“Vibe Coding” as Empathetic Practice

The major criticism of “vibe coding”, or essentially just telling some AI-agent what kind of app/tool/software product you want, is that it provides the user functional code only “to a point”. After this point, where the capability of the model, stretched over an unwieldy breadth of context, hits a wall, and the user is left adrift with a pile of code they possess little understanding of. 

I think this is certainly true at the present moment, but I don’t think even clumsy requests to a model to perform some complex software task is altogether a dead end, it is just more similar to the role of a product manager, or someone commissioning a work of art: who knows what they want, and just needs to evaluate with high specificity until they get it.

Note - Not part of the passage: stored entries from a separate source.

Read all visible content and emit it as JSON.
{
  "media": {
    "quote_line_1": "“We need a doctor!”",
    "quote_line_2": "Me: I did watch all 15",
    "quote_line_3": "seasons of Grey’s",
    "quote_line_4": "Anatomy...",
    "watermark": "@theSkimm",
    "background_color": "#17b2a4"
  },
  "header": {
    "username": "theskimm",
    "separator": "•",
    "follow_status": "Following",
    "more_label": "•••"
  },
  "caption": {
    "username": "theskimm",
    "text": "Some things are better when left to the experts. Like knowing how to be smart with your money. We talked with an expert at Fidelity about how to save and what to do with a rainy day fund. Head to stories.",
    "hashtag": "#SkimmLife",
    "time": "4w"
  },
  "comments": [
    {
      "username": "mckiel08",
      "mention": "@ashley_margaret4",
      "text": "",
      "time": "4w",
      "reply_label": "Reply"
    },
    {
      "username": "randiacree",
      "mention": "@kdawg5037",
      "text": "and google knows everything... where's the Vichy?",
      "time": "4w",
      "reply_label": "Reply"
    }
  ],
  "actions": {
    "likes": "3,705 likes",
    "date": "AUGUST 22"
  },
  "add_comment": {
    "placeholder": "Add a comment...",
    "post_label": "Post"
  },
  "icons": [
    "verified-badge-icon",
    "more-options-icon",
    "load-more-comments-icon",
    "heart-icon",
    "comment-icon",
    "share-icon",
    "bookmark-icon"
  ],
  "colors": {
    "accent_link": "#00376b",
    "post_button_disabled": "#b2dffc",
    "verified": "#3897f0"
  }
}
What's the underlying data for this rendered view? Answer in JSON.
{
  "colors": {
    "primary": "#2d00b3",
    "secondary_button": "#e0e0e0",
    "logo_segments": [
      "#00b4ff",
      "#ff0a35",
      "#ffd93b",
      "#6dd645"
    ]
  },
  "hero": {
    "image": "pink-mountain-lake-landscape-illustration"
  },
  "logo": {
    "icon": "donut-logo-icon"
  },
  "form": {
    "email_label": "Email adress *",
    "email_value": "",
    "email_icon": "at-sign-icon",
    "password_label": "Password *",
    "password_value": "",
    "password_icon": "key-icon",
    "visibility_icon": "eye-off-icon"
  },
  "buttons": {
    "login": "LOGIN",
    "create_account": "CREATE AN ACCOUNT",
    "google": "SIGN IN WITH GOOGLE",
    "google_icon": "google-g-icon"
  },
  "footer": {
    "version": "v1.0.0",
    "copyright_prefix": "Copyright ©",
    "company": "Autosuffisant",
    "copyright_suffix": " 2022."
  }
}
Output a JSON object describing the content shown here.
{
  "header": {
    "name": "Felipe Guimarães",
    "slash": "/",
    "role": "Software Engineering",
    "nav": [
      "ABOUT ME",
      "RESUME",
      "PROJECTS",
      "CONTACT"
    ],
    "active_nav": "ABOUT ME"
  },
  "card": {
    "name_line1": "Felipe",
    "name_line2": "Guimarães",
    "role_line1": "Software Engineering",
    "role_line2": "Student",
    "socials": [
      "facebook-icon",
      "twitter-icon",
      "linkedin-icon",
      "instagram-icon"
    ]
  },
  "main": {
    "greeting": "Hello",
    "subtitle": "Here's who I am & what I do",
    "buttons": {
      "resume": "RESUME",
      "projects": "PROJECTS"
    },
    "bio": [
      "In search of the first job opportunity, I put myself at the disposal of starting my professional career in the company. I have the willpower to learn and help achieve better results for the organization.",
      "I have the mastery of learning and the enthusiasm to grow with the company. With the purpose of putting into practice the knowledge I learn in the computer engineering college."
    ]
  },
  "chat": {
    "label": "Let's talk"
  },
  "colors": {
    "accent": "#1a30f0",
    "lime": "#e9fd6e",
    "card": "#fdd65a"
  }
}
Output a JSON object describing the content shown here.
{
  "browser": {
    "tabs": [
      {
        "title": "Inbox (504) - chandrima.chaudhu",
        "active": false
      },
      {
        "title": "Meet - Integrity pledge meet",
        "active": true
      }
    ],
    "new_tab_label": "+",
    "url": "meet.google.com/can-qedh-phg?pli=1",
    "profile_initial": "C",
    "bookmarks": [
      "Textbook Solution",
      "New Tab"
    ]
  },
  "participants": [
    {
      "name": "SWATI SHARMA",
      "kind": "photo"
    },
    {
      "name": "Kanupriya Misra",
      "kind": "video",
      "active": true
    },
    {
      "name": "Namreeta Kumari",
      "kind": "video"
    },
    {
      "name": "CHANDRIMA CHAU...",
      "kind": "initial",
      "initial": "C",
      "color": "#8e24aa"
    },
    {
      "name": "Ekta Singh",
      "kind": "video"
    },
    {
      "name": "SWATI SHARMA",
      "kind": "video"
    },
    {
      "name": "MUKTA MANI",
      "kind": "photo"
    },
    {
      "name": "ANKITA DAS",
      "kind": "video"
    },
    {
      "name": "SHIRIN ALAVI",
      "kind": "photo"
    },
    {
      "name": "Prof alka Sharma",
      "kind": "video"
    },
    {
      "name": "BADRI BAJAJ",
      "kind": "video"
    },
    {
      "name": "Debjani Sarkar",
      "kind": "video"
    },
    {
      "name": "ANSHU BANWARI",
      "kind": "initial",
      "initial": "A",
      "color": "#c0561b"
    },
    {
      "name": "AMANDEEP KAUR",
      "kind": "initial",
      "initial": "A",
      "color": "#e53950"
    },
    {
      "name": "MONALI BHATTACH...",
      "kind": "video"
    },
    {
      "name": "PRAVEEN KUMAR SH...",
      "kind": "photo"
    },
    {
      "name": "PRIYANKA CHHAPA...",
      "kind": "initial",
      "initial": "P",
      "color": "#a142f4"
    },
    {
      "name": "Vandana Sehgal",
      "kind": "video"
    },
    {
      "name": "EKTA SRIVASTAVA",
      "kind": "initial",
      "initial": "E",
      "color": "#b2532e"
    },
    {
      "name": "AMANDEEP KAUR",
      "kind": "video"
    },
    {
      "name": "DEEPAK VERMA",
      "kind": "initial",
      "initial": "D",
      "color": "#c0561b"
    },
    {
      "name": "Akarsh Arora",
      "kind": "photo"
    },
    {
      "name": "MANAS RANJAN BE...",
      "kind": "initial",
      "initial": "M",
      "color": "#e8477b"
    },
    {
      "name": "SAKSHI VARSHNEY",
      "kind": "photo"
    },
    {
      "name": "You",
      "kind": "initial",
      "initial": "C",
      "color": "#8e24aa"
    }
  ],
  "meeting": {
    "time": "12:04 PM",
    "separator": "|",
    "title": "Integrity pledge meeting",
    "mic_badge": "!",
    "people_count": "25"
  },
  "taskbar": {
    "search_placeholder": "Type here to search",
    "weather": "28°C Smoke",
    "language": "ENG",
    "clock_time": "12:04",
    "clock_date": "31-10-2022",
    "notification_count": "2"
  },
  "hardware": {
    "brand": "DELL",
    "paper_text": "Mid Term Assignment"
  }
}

I think vibe coding, or working in a somewhat non-deterministic dialogue with a language model, will become an increasingly essential paradigm that will break free from its present “triviality” in the coming months/years. This is because AI models, and the agents they operate, will become an unavoidable force in the world, operating a larger and larger share of the GDP on their autonomous machinations alone (rather than a mere enhancer of existing human knowledge work). 

This is due to put humans in a strange position, as it has been so far with certain specific capabilities of language models, where a great, unknown utility exists “within” the model, but can only be summoned with the right combination of prompt, context, and scaffolding/tool calling that sets it on a fortuitous path. I believe the true nature of this paradigm is lost on many people, whose instincts with respect to interacting with software is affixed to the fundamental nature of how software has been for the last 50 years: deterministic and close-ended.

The strange discontinuity of this emerging reality will only become more acute as the utility of LLM’s exceeds that of human experts in broader and broader domains. From that point on, the most useful skill in the universe is a sort of cognitive empathetic practice: an understanding of how models think, react, and what their true capabilities are in the short breaths of seeming consciousness they are provided in the tokenized range of their context window.